Вытирая руки кухонным полотенцем, в крохотную проходную комнатушку вбежала обвинительница, весьма приятный вид которой совершенно не соответствовал звуковому сопровождению.
– Да! – с удовольствием посмотрев на неё, согласился я и сразу почувствовал, как пульс начал успокаиваться.
– Ни образования, ни знаний – никаких!
– Отлично! – сказал я, удивлённо прислушиваясь к пульсу. – Ну, расскажи, какой я плохой по-настоящему. Что-то пока слабо…
– Я тебе рассказываю!
– А это ещё мало. Мало! Не убеждает! Тем более, что дипломы кое-какие имеются…
– Кроме того, что на тебе драные штаны и задница в заплатах, – на большее ты не заработал же! – охотно продолжила подруга дней моих суровых.
– Жена такая! – подначил я.
– Да? – взвилась она. – Правильно! И жена ходит в стоптанных… В стоптанных кроссовках!
– Ага, – понял я. – Ты собралась кроссовки покупать. Поэтому подготавливаешь. Бурю сеешь!
– Что подготавливаю? – в свою очередь удивилась бесценная. – На твою зарплату покупать? Да ты год будешь работать – я себе ничего не смогу купить! Другие мужики умудряются зарабатывать…
– Они учителями работают? – совершенно резонно перебил я.
– Да ты не учитель! Какой ты учитель?
– Я отличник просвещения!
– Мозги бабам-дурам там закручиваешь!
– Как это я закручиваю? Я же с детьми работаю! Спектакли ставлю! Драматическо-сатирические! Я не педагог, а именно – учитель!
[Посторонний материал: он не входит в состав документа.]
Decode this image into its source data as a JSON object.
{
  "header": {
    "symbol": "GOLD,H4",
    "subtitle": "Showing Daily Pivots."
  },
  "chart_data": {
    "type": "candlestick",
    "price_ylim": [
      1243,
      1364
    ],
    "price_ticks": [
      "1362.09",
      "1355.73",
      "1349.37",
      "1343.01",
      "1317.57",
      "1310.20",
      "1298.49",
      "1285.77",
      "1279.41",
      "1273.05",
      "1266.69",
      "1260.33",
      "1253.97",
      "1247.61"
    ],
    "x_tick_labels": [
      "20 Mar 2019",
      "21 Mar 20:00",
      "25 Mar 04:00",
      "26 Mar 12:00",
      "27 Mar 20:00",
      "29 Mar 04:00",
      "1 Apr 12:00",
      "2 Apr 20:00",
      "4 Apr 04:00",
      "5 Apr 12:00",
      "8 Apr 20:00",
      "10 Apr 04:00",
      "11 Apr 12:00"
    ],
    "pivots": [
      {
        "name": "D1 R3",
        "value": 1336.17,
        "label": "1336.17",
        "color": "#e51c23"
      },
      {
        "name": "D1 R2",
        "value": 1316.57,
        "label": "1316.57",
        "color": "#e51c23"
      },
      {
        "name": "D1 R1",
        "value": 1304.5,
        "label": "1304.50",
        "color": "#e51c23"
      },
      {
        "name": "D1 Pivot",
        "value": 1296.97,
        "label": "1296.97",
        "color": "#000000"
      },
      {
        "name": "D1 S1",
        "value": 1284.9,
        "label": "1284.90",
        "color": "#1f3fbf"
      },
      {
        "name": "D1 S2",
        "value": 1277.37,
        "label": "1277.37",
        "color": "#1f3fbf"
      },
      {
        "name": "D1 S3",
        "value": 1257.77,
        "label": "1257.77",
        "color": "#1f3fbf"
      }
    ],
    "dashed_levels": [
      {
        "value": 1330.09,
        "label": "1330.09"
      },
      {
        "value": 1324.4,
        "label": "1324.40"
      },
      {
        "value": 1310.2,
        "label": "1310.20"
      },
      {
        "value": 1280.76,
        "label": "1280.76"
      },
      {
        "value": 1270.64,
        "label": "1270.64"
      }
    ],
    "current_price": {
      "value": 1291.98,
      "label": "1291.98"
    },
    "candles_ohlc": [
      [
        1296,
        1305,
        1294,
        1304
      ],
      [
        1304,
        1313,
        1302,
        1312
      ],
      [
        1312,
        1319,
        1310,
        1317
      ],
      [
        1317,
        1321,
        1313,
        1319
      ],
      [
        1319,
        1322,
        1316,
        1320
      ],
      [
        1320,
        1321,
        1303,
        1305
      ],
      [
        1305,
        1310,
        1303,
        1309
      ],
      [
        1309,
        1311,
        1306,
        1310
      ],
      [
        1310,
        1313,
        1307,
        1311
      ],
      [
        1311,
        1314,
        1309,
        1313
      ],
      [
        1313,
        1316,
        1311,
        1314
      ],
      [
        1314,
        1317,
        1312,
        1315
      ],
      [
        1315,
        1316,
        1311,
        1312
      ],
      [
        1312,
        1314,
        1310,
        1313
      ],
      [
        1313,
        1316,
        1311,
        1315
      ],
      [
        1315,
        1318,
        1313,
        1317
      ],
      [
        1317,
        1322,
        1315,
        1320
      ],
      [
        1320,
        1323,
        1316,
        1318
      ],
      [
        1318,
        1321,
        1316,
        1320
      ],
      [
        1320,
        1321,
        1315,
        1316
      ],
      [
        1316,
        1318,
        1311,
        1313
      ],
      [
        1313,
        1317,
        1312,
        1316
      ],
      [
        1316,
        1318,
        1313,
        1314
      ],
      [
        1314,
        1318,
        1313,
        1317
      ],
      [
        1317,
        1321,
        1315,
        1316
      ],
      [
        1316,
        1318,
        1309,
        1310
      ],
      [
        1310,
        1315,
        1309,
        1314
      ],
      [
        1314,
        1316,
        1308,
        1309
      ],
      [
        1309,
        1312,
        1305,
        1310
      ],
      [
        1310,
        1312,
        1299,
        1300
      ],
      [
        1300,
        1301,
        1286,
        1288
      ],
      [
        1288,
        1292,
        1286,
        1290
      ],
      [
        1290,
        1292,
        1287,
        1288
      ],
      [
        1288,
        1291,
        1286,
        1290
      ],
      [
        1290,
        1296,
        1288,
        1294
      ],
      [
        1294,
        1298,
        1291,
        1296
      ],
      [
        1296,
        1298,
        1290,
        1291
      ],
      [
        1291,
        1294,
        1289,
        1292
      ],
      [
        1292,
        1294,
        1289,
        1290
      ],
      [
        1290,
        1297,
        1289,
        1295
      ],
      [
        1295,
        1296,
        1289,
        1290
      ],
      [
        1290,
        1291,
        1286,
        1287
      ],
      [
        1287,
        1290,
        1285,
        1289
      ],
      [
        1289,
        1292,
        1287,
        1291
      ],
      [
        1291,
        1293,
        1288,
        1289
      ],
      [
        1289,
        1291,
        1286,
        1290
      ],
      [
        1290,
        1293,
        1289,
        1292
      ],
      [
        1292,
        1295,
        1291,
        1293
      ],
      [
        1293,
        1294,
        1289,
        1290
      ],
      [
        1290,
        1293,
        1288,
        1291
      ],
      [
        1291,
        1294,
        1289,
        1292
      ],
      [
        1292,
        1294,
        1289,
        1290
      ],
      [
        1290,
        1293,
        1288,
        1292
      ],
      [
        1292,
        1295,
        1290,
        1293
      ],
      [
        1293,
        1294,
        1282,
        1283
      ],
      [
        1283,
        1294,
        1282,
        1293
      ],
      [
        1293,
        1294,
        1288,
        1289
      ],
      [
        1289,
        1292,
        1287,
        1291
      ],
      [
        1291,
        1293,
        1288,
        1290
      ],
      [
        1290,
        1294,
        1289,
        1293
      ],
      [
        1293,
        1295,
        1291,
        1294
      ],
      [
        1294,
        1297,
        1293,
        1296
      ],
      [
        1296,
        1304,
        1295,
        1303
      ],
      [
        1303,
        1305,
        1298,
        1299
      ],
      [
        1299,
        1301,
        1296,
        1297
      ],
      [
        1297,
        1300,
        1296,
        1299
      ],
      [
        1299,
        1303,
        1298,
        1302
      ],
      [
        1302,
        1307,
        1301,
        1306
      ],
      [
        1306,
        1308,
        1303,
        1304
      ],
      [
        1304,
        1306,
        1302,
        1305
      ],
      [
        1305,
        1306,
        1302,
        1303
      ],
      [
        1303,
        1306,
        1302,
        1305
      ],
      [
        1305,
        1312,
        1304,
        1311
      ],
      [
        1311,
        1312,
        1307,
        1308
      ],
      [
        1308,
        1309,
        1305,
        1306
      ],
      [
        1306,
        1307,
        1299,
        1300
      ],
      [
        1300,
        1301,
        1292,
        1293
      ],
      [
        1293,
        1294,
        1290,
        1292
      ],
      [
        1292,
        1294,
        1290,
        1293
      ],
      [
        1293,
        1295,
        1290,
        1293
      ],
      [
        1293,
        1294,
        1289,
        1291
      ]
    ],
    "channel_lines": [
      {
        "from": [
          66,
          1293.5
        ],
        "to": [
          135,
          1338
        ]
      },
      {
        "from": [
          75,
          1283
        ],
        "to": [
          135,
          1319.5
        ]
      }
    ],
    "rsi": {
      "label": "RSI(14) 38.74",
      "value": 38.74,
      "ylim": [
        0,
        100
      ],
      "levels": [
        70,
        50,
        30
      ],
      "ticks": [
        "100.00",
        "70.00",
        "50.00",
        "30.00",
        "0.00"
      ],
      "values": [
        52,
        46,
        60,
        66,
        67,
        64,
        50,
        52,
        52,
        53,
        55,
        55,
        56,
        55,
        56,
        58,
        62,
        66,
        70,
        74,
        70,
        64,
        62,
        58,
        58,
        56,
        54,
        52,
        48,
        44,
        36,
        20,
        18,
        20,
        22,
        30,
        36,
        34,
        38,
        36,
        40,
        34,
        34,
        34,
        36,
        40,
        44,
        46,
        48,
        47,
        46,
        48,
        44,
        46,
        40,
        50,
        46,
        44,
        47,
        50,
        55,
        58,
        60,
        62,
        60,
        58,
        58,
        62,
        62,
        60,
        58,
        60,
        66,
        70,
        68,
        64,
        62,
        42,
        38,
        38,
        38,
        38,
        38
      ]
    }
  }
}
– Закручиваешь! – упрямо повторила жена. – Вытягиваешь себе за безделье ставки, не ходя на работу!
– На работу надо не ходить – на работе надо работать! То, что кто-то делает за месяц, я могу за день. Талант! Талант! У каждого свой талант! Не все же могут так…
– За свой талант больше двух лет ты не можешь задержаться на одном месте! – не успокаивалась хранительница очага. – Раскусывают твой талант за два года – и пинком под зад!..
– Никто меня пока ещё пинком под зад не вытуривал… – попробовал возразить я.
– Пока коллектив не знает! – обрезала обвинительница. – А как узнает, так и пинком!
– Какой коллектив? Коллектив – это хозяин? – возмутился я. – У меня договора только с директорами.
– Иди на работу! Иди!
– Зачем? – удивился я. – Уж если на то пошло, так зачем мне работать? Мне не платят! Мне подаяние выдают! Я работаю на шести ставках и не могу не только одеть, но даже как следует накормить семью. Зачем мне это нужно? И вообще, я уже опоздал.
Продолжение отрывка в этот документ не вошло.